According to the regulator, provisional licence holders will be required to pay an acquisition fee, as well as a spectrum-usage fee, in addition to the up-front application fee. The process is expected to add R200 million to the national ficus.

"This provisional spectrum assignment remains an interim measure, intended to improve communication services for consumers in the intervening period, with the goal being to permanently license the spectrum through an auction commencing in March 2022," said Icasa chairperson Keabetswe Modimoeng.

"This provisional licensing phase attempts temporarily to address competition concerns and levy appropriate fees, but a more all-inclusive regime will be yielded through a competitive bidding approach," he said.

Icasa had initially granted provisional spectrum to companies at the start of the Covid-19 pandemic in 2020, in what was meant to provide additional data capacity.

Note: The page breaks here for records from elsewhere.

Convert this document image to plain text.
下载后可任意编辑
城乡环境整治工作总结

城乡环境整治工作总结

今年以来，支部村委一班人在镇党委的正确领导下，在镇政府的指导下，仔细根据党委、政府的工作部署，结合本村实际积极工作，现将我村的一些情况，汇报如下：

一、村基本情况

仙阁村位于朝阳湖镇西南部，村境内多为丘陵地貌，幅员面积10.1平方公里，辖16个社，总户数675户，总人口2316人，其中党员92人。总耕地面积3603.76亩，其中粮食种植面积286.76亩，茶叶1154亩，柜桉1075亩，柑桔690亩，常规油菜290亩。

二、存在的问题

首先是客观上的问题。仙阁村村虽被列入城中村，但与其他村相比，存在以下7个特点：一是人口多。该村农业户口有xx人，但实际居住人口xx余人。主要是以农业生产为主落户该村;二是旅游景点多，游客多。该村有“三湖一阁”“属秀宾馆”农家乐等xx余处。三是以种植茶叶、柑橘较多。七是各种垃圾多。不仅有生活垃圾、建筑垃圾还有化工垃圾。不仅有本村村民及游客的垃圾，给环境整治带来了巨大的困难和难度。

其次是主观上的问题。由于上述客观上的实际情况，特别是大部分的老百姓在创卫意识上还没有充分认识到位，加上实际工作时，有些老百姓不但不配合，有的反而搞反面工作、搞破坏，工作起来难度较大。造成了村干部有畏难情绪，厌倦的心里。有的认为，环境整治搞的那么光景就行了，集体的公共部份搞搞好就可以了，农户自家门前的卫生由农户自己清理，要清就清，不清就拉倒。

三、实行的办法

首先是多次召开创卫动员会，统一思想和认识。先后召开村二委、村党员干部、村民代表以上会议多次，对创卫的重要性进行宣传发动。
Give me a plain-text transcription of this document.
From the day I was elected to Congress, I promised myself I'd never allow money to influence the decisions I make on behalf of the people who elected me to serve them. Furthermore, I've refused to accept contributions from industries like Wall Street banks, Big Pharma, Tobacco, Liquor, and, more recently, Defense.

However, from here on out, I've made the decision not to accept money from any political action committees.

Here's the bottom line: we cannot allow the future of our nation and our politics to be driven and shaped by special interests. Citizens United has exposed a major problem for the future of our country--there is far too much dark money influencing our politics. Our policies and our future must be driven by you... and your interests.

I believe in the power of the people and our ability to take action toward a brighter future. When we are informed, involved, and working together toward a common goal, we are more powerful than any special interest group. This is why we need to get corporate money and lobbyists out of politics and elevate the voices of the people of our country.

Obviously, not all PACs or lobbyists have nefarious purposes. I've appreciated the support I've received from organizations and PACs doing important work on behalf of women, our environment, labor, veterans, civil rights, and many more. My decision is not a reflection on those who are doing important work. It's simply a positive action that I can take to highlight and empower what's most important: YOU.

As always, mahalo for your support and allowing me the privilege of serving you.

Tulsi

Vodacom, MTN and Telkom had objected to Icasa's decision to withdraw the temporary spectrum by the end of November and approached the court for an application for an urgent interdict. The case was later withdrawn following the opening of a new application process.

Mobile operators had argued that  temporary spectrum had allowed them  to roll out 5G services beyond big cities, and that there had been a marked demand for internet usage since the onset of the pandemic. The regulator twice extended the duration of the temporary radio frequency spectrum between April 2020  and 31 August 2021. 

According to the regulator, provisional licence holders would  be required to pay an acquisition fee, as well as a spectrum usage fee, in addition to the up-front application fee. The process is going to add R200 million to the national ficus.